Alle otto meno dieci arrivai all’ingresso del parco. Mi sedetti su una delle rocce che contornano i laghetti formati da piccole fontane artesiane sparse qua e là. Proveniente dal Conservatorio, attraverso le finestre aperte, si udiva il suono di un violoncello. Osservavo la foglia di una ninfea e seguivo, attorno a essa, il saltellare delle libellule che si sollevano bruscamente in aria non appena sfioravano lo specchio d’acqua con le loro zampette. Avevo perso la nozione del tempo. Mi sforzavo di ricostruire, una e un’altra volta ancora, la scena che avevo portato con me per settimane di fila: noi due, fra i gigli disposti per terra con cura, girati uno verso l’altro. Ma mi risultava sempre più difficile tenerla ferma. Non appena si profilava, spariva nella sua stessa astrazione, sciogliendosi nel suo stesso archetipo. Avvicinandosi ormai al suo compimento, il sogno che avevo sognato per tanto tempo si disgregava nell’imminenza della sua conclusione.

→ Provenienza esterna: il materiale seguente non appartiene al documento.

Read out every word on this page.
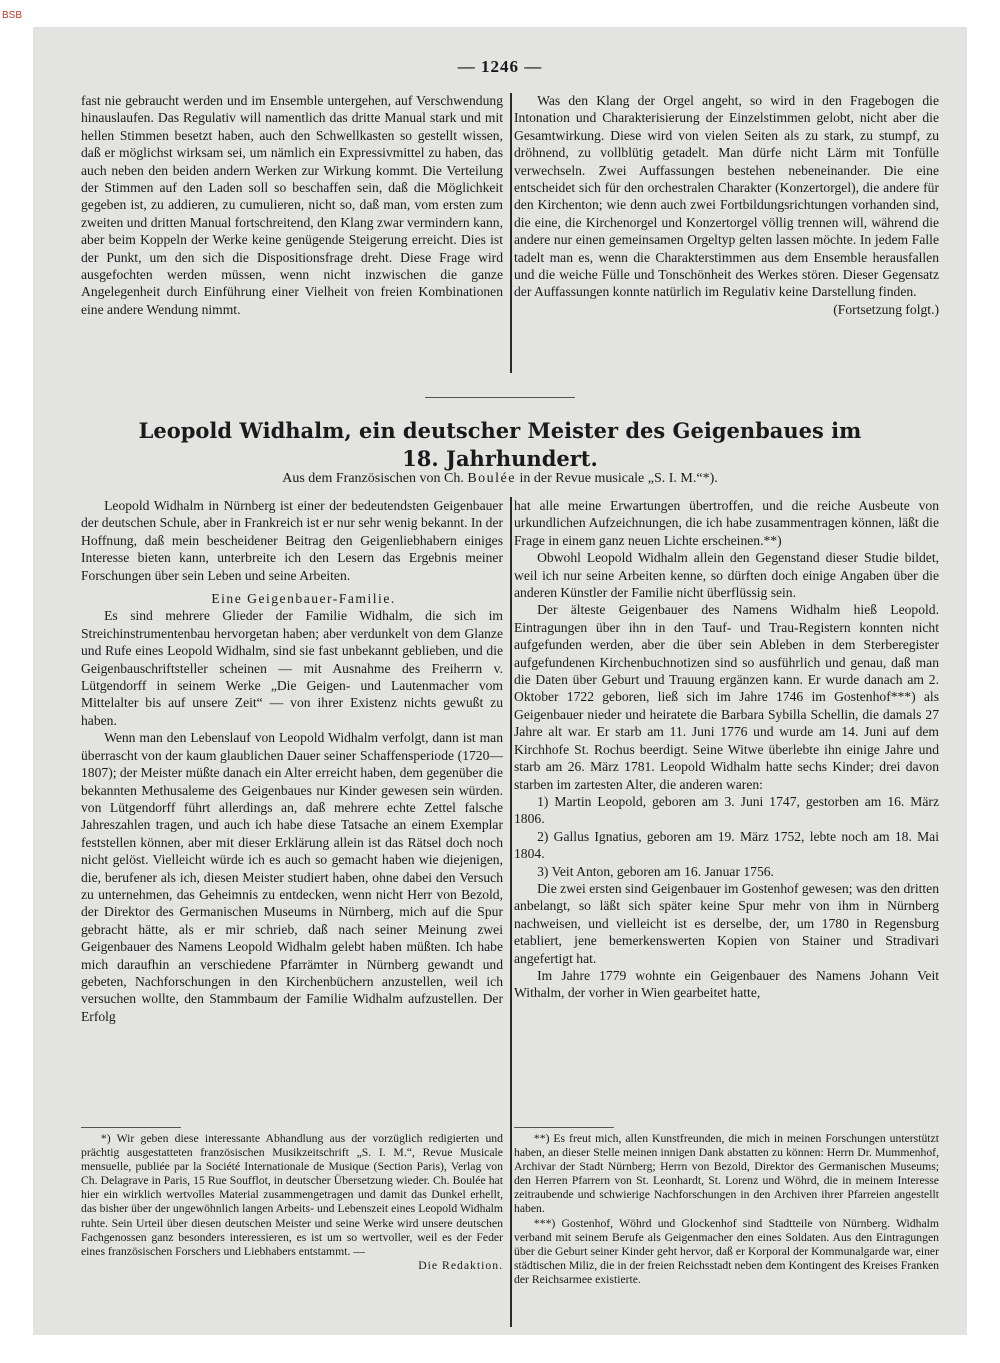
BSB
— 1246 —

fast nie gebraucht werden und im Ensemble untergehen, auf Verschwendung hinauslaufen. Das Regulativ will namentlich das dritte Manual stark und mit hellen Stimmen besetzt haben, auch den Schwellkasten so gestellt wissen, daß er möglichst wirksam sei, um nämlich ein Expressivmittel zu haben, das auch neben den beiden andern Werken zur Wirkung kommt. Die Verteilung der Stimmen auf den Laden soll so beschaffen sein, daß die Möglichkeit gegeben ist, zu addieren, zu cumulieren, nicht so, daß man, vom ersten zum zweiten und dritten Manual fortschreitend, den Klang zwar vermindern kann, aber beim Koppeln der Werke keine genügende Steigerung erreicht. Dies ist der Punkt, um den sich die Dispositionsfrage dreht. Diese Frage wird ausgefochten werden müssen, wenn nicht inzwischen die ganze Angelegenheit durch Einführung einer Vielheit von freien Kombinationen eine andere Wendung nimmt.

Was den Klang der Orgel angeht, so wird in den Fragebogen die Intonation und Charakterisierung der Einzelstimmen gelobt, nicht aber die Gesamtwirkung. Diese wird von vielen Seiten als zu stark, zu stumpf, zu dröhnend, zu vollblütig getadelt. Man dürfe nicht Lärm mit Tonfülle verwechseln. Zwei Auffassungen bestehen nebeneinander. Die eine entscheidet sich für den orchestralen Charakter (Konzertorgel), die andere für den Kirchenton; wie denn auch zwei Fortbildungsrichtungen vorhanden sind, die eine, die Kirchenorgel und Konzertorgel völlig trennen will, während die andere nur einen gemeinsamen Orgeltyp gelten lassen möchte. In jedem Falle tadelt man es, wenn die Charakterstimmen aus dem Ensemble herausfallen und die weiche Fülle und Tonschönheit des Werkes stören. Dieser Gegensatz der Auffassungen konnte natürlich im Regulativ keine Darstellung finden.

(Fortsetzung folgt.)

Leopold Widhalm, ein deutscher Meister des Geigenbaues im
18. Jahrhundert.
Aus dem Französischen von Ch. Boulée in der Revue musicale „S. I. M.“*).

Leopold Widhalm in Nürnberg ist einer der bedeutendsten Geigenbauer der deutschen Schule, aber in Frankreich ist er nur sehr wenig bekannt. In der Hoffnung, daß mein bescheidener Beitrag den Geigenliebhabern einiges Interesse bieten kann, unterbreite ich den Lesern das Ergebnis meiner Forschungen über sein Leben und seine Arbeiten.

Eine Geigenbauer-Familie.

Es sind mehrere Glieder der Familie Widhalm, die sich im Streichinstrumentenbau hervorgetan haben; aber verdunkelt von dem Glanze und Rufe eines Leopold Widhalm, sind sie fast unbekannt geblieben, und die Geigenbauschriftsteller scheinen — mit Ausnahme des Freiherrn v. Lütgendorff in seinem Werke „Die Geigen- und Lautenmacher vom Mittelalter bis auf unsere Zeit“ — von ihrer Existenz nichts gewußt zu haben.

Wenn man den Lebenslauf von Leopold Widhalm verfolgt, dann ist man überrascht von der kaum glaublichen Dauer seiner Schaffensperiode (1720—1807); der Meister müßte danach ein Alter erreicht haben, dem gegenüber die bekannten Methusaleme des Geigenbaues nur Kinder gewesen sein würden. von Lütgendorff führt allerdings an, daß mehrere echte Zettel falsche Jahreszahlen tragen, und auch ich habe diese Tatsache an einem Exemplar feststellen können, aber mit dieser Erklärung allein ist das Rätsel doch noch nicht gelöst. Vielleicht würde ich es auch so gemacht haben wie diejenigen, die, berufener als ich, diesen Meister studiert haben, ohne dabei den Versuch zu unternehmen, das Geheimnis zu entdecken, wenn nicht Herr von Bezold, der Direktor des Germanischen Museums in Nürnberg, mich auf die Spur gebracht hätte, als er mir schrieb, daß nach seiner Meinung zwei Geigenbauer des Namens Leopold Widhalm gelebt haben müßten. Ich habe mich daraufhin an verschiedene Pfarrämter in Nürnberg gewandt und gebeten, Nachforschungen in den Kirchenbüchern anzustellen, weil ich versuchen wollte, den Stammbaum der Familie Widhalm aufzustellen. Der Erfolg

hat alle meine Erwartungen übertroffen, und die reiche Ausbeute von urkundlichen Aufzeichnungen, die ich habe zusammentragen können, läßt die Frage in einem ganz neuen Lichte erscheinen.**)

Obwohl Leopold Widhalm allein den Gegenstand dieser Studie bildet, weil ich nur seine Arbeiten kenne, so dürften doch einige Angaben über die anderen Künstler der Familie nicht überflüssig sein.

Der älteste Geigenbauer des Namens Widhalm hieß Leopold. Eintragungen über ihn in den Tauf- und Trau-Registern konnten nicht aufgefunden werden, aber die über sein Ableben in dem Sterberegister aufgefundenen Kirchenbuchnotizen sind so ausführlich und genau, daß man die Daten über Geburt und Trauung ergänzen kann. Er wurde danach am 2. Oktober 1722 geboren, ließ sich im Jahre 1746 im Gostenhof***) als Geigenbauer nieder und heiratete die Barbara Sybilla Schellin, die damals 27 Jahre alt war. Er starb am 11. Juni 1776 und wurde am 14. Juni auf dem Kirchhofe St. Rochus beerdigt. Seine Witwe überlebte ihn einige Jahre und starb am 26. März 1781. Leopold Widhalm hatte sechs Kinder; drei davon starben im zartesten Alter, die anderen waren:

1) Martin Leopold, geboren am 3. Juni 1747, gestorben am 16. März 1806.

2) Gallus Ignatius, geboren am 19. März 1752, lebte noch am 18. Mai 1804.

3) Veit Anton, geboren am 16. Januar 1756.

Die zwei ersten sind Geigenbauer im Gostenhof gewesen; was den dritten anbelangt, so läßt sich später keine Spur mehr von ihm in Nürnberg nachweisen, und vielleicht ist es derselbe, der, um 1780 in Regensburg etabliert, jene bemerkenswerten Kopien von Stainer und Stradivari angefertigt hat.

Im Jahre 1779 wohnte ein Geigenbauer des Namens Johann Veit Withalm, der vorher in Wien gearbeitet hatte,

*) Wir geben diese interessante Abhandlung aus der vorzüglich redigierten und prächtig ausgestatteten französischen Musikzeitschrift „S. I. M.“, Revue Musicale mensuelle, publiée par la Société Internationale de Musique (Section Paris), Verlag von Ch. Delagrave in Paris, 15 Rue Soufflot, in deutscher Übersetzung wieder. Ch. Boulée hat hier ein wirklich wertvolles Material zusammengetragen und damit das Dunkel erhellt, das bisher über der ungewöhnlich langen Arbeits- und Lebenszeit eines Leopold Widhalm ruhte. Sein Urteil über diesen deutschen Meister und seine Werke wird unsere deutschen Fachgenossen ganz besonders interessieren, es ist um so wertvoller, weil es der Feder eines französischen Forschers und Liebhabers entstammt. —

Die Redaktion.

**) Es freut mich, allen Kunstfreunden, die mich in meinen Forschungen unterstützt haben, an dieser Stelle meinen innigen Dank abstatten zu können: Herrn Dr. Mummenhof, Archivar der Stadt Nürnberg; Herrn von Bezold, Direktor des Germanischen Museums; den Herren Pfarrern von St. Leonhardt, St. Lorenz und Wöhrd, die in meinem Interesse zeitraubende und schwierige Nachforschungen in den Archiven ihrer Pfarreien angestellt haben.

***) Gostenhof, Wöhrd und Glockenhof sind Stadtteile von Nürnberg. Widhalm verband mit seinem Berufe als Geigenmacher den eines Soldaten. Aus den Eintragungen über die Geburt seiner Kinder geht hervor, daß er Korporal der Kommunalgarde war, einer städtischen Miliz, die in der freien Reichsstadt neben dem Kontingent des Kreises Franken der Reichsarmee existierte.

Restai così, sospeso in aria, per un po’. Poi, d’un tratto, capii che non sarebbe più arrivata. Quando controllai l’ora, erano già passate le nove. M’incamminai verso casa attraversando il parco e uscii in via S. Costantino, passai il ponte di Hasdeu e arrivai a Cotroceni prendendo via Costache Negri. Il profumo dei tigli aveva avvolto l’intero quartiere. Andai a letto lasciando la finestra aperta. Il giorno dopo non venne a scuola, né venerdì, quando veniva pubblicata le media dei voti dell’ultimo trimestre e di tutto l’anno. Una compagna portò il suo certificato medico. Ci rivedemmo in autunno, il primo giorno di scuola. Aveva gli stessi occhi verdi e anche il drappeggio di capelli biondi, che si agitava a ogni movimento della testa, era sempre lo stesso. Ma questa volta ci separava, fissa in modo spettrale fra noi, quella cosa che era stata progettata nei più piccoli dettagli e che ci doveva unire per sempre: dei superbi gigli regali.